Oh là là ! Ça fait déjà pas mal d’années que je fais ça (principalement en version 3 pattes). Je trouvais ça drôle, au début, ensuite l’habitude s’est installée, puis après c’est devenu « mon style ». Visuellement je trouve ça mieux (excuse-moi « Dame Nature »). De mon point de vue 3 c’est parfait comme image. Ça fait plus « carré », plus « logo », plus schématisé. Après, je suis restée avec cette idée de l’impair même quand les animaux s’allongent.
La chenille aura 11 pattes et non 10, même si au final ça ne change pas grand chose rendu à ce point. Des fois, par contre, j’oublie. J’ai des livres avec des illustrations d’animaux avec 10 pattes. C’est une erreur, je vous assure ! Quand les enfants travaillent à partir de mes illustrations, c’est rigolo de voir combien tout est fidèlement reproduit SAUF, souvent-très-souvent, le nombre de pattes qui est de 4, presque toujours. On m’a aussi contrainte à faire des personnages avec 2 jambes lorsque j’en faisais 3, même si ça ne changeait rien au texte. Je trouve cela dommage et rigide.

J’ai appris, au cours de l’élaboration de votre création, que vous travailliez toutes vos images en même temps, pouvez-vous nous en expliquer les raisons, et comment vous vous y prenez.
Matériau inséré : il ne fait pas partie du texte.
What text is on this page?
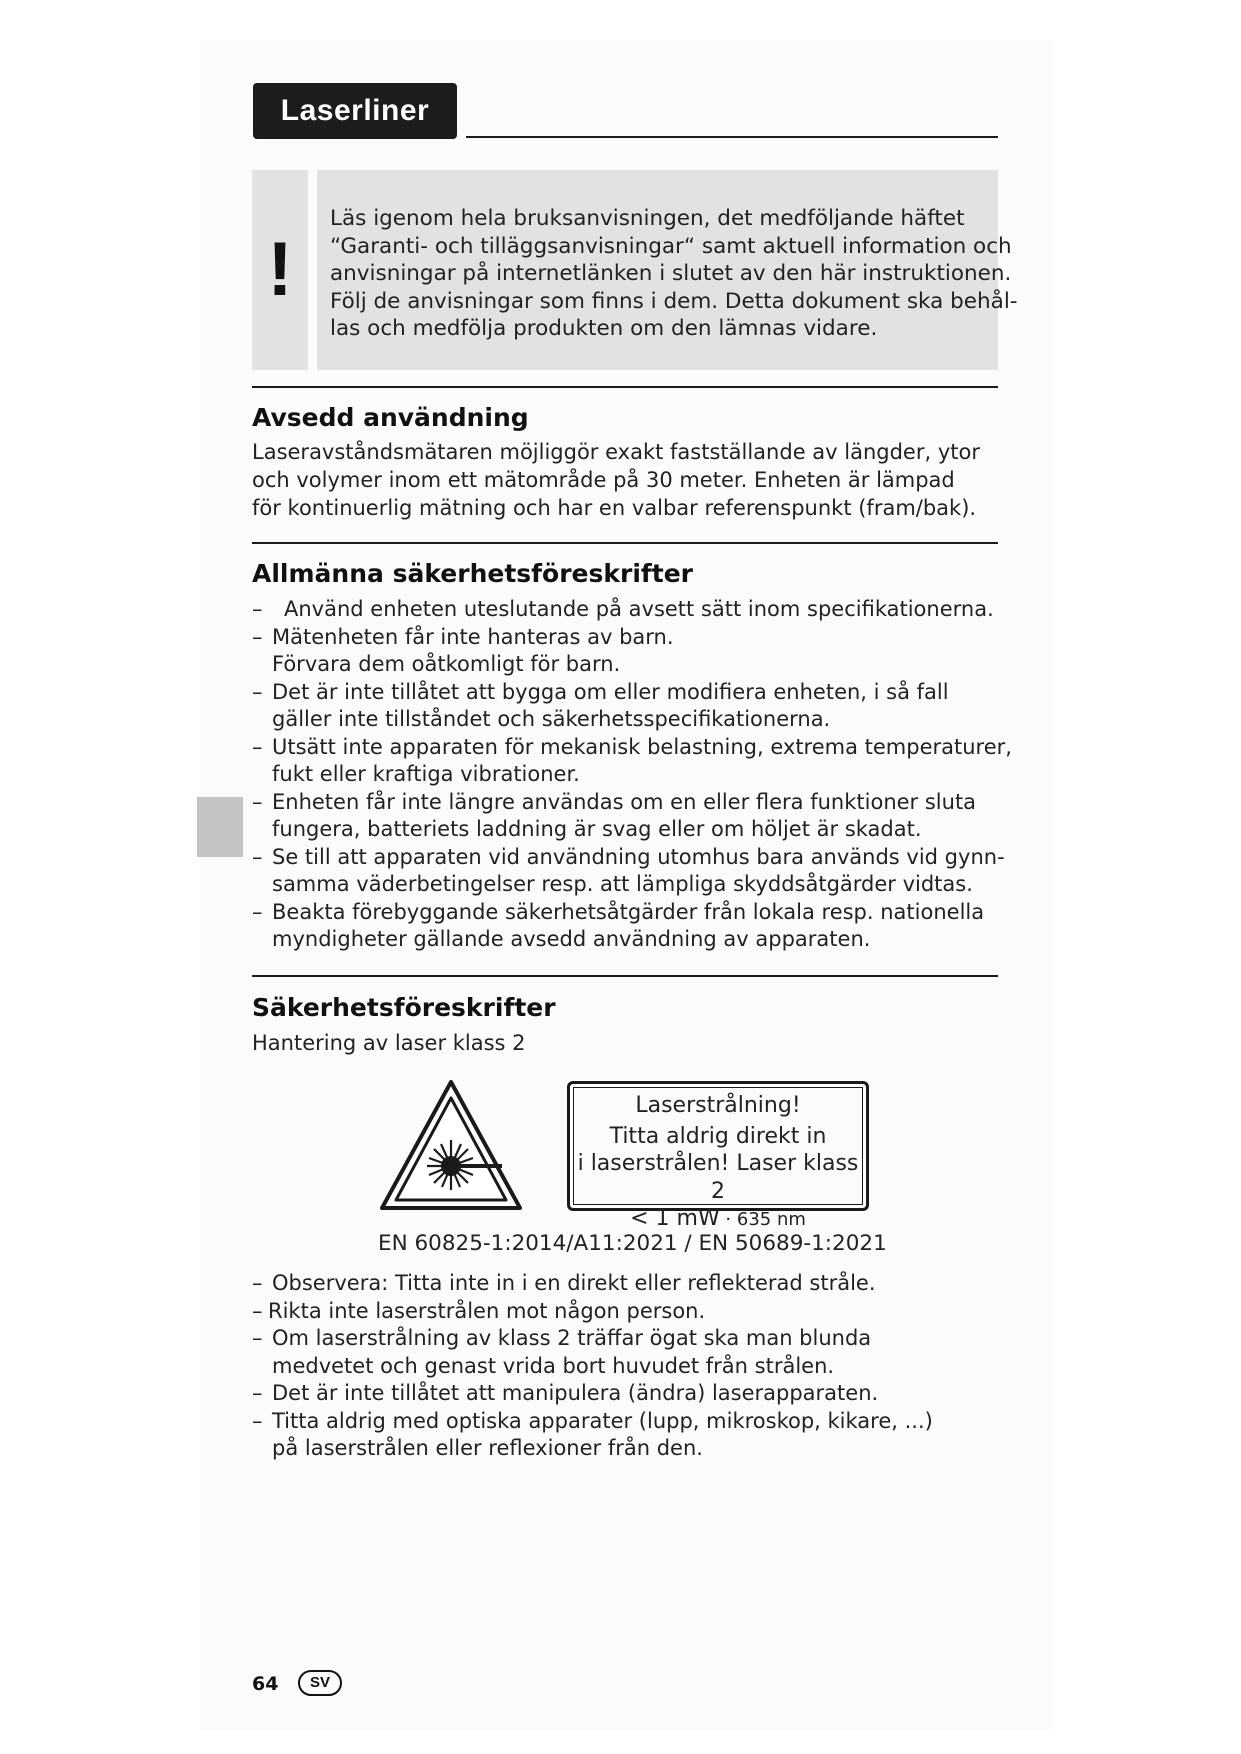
Laserliner
!
Läs igenom hela bruksanvisningen, det medföljande häftet
“Garanti- och tilläggsanvisningar“ samt aktuell information och
anvisningar på internetlänken i slutet av den här instruktionen.
Följ de anvisningar som finns i dem. Detta dokument ska behål-
las och medfölja produkten om den lämnas vidare.
Avsedd användning
Laseravståndsmätaren möjliggör exakt fastställande av längder, ytor
och volymer inom ett mätområde på 30 meter. Enheten är lämpad
för kontinuerlig mätning och har en valbar referenspunkt (fram/bak).
Allmänna säkerhetsföreskrifter
–	Använd enheten uteslutande på avsett sätt inom specifikationerna.
– Mätenheten får inte hanteras av barn.
Förvara dem oåtkomligt för barn.
– Det är inte tillåtet att bygga om eller modifiera enheten, i så fall
gäller inte tillståndet och säkerhetsspecifikationerna.
– Utsätt inte apparaten för mekanisk belastning, extrema temperaturer,
fukt eller kraftiga vibrationer.
– Enheten får inte längre användas om en eller flera funktioner sluta
fungera, batteriets laddning är svag eller om höljet är skadat.
– Se till att apparaten vid användning utomhus bara används vid gynn-
samma väderbetingelser resp. att lämpliga skyddsåtgärder vidtas.
– Beakta förebyggande säkerhetsåtgärder från lokala resp. nationella
myndigheter gällande avsedd användning av apparaten.
Säkerhetsföreskrifter
Hantering av laser klass 2
Laserstrålning!
Titta aldrig direkt in
i laserstrålen! Laser klass 2
< 1 mW · 635 nm
EN 60825-1:2014/A11:2021 / EN 50689-1:2021
– Observera: Titta inte in i en direkt eller reflekterad stråle.
– Rikta inte laserstrålen mot någon person.
– Om laserstrålning av klass 2 träffar ögat ska man blunda
medvetet och genast vrida bort huvudet från strålen.
– Det är inte tillåtet att manipulera (ändra) laserapparaten.
– Titta aldrig med optiska apparater (lupp, mikroskop, kikare, ...)
på laserstrålen eller reflexioner från den.
64	SV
J’ai besoin de surprises tout au long du processus je pense. Déjà, le travail avec un client à qui je dois présenter des croquis au début du projet (c’est normal) me donne souvent la sensation de m’enlever un très grand plaisir. Je n’aime pas avoir une idée précise d’où je m’en vais, ou trop savoir à quoi le projet fini ressemblera. Pour certains, même si je pense que ça génère aussi pas mal de frustrations, ça les rassure de savoir. Pas moi. J’aime m’amener ailleurs à mesure que j’avance. Je trouve ça beaucoup plus facile de travailler « par couche ». Commencer, par exemple, avec une couleur jaune que j’aime à ce moment précis. Je la mets partout où elle est nécessaire et ensuite je passe à autre chose, que j’ajoute où il est possible sur chaque illustration. Tranquillement toutes les images se construisent mais je ne sais toujours pas quelle sera la prochaine étape. J’adore ça ! Au fond, je travaille l’ensemble comme si je faisais un tableau. Couche après couche et un jour : PAF ! c’est fini ! Je suis toujours surprise quand je m’aperçois que je termine. Je ne le vois pas venir. Je trouve que c’est aussi une bonne technique pour avoir une uniformité dans les illustrations. En travaillant différemment, j’aurais du mal à garder la même constance de la première à la dernière image.

C’est la première fois que vous participez à la création d’un ouvrage numérique. Comment l’avez-vous appréhendé ?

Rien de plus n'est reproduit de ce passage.